Сергей торжествующе вскинул голову:

– А я говорил! Ты…

– Вы лучше! – перебил я его – Хотя бы потому, что прошли через такое, о чем я без страха и подумать не могу. Знаете, чего я боялся больше всего после того, как оказался там на снегу после аварийной посадки?

– Смерти от холода? – предположил Филя.

– Заблудиться?

– Хищных тварей?

Выслушав все предположения, я покачал головой и ответил:

– Я до жути боялся, что сейчас рядом возникнет тот самый тихий улыбчивый мужичок и снова толкнет меня в спину или плечо. А потом раз… и я опять внутри уже другого и пока еще промороженного тюремного креста, где меня снова ждут три рычага и тридцать девять с чем-то лет тюремного срока… Вот чего я боялся до жути! А вы через этот мой самый главный страх уже прошли. Победно завершили то, о чем я без ужаса подумать не могу. Так что мы не одинаковы. Нет. Вы во всем круче и лучше меня. А то, что я вот так внешне легко и часто выхожу наружу, притаскиваю мясо, дрова и всякие там иноземные диковинки… это не потому, что я особенный. Просто я пока молодой, сильный и даже не тупой. Вот и вся моя особенность. Будь вы в моем возрасте – также ходили бы с рогатиной на медведей… и вы сами это знаете. А весь этот ваш разговор о том врал я или нет… как по мне это просто тоска по ушедшей молодости.

– Ушедшей впустую! В никуда! – глухо ответил Сергей. Помолчав, он добавил уже другим тоном – Спасибо тебе, Охотник.

– Убедил? – улыбнулся я ему, повернувшись в кресле назад.

– Гладко ты стелешь, этого не отнять. Умеешь правильные слова подобрать…

Я покачал головой:

– Не всегда. Правда штука такая, что иногда порадует, иногда разозлит, а порой заставит рыдать навзрыд. Так что словами своими людей я далеко не всегда радую. И еще… я бы никогда не стал кривить душей перед обычными стариками. Хотя бы потому, что такими вот тихими житейскими мудрецами я сам выращен и воспитан.

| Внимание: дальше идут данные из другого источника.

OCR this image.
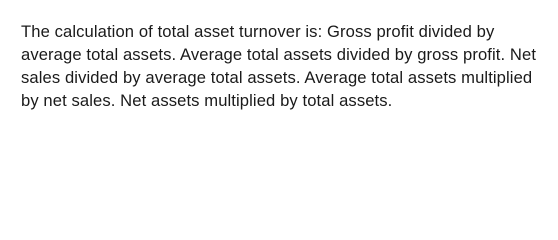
The calculation of total asset turnover is: Gross profit divided by average total assets. Average total assets divided by gross profit. Net sales divided by average total assets. Average total assets multiplied by net sales. Net assets multiplied by total assets.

Еще я не терплю, когда кто-то проявляет к пожилым людям непонятную мне снисходительность или пытается с ними сюсюкать как с детьми или недоразвитыми. Не терплю, если какая-нибудь тварь пытается насмешками поторопить размеренно отсчитывающую драгоценные монетки пенсионерку на кассе магазина, не понимая, что старушка не подтормаживает, а просто живет в своем куда более неспешном мире, судорожно пытаясь остаться самостоятельной. Независимо от возраста, я отношусь к вам как к равным. А порой как к наставникам.

– А еще кормишь и поишь нас, рискуя своей жизнью.

– Ну кому как не молодым бегать за пивом со стеклянной трехлитровой банкой, верно? – рассмеялся я и, посерьезнев, добавил – Все куда проще. Как я и сказал – чтобы с нами не случилось в этом пути, тем, кто остался в Бункере, придется решать все проблемы самостоятельно. И я уверен, что эти дела им по плечу. Я ответил на твой вопрос, Сергей?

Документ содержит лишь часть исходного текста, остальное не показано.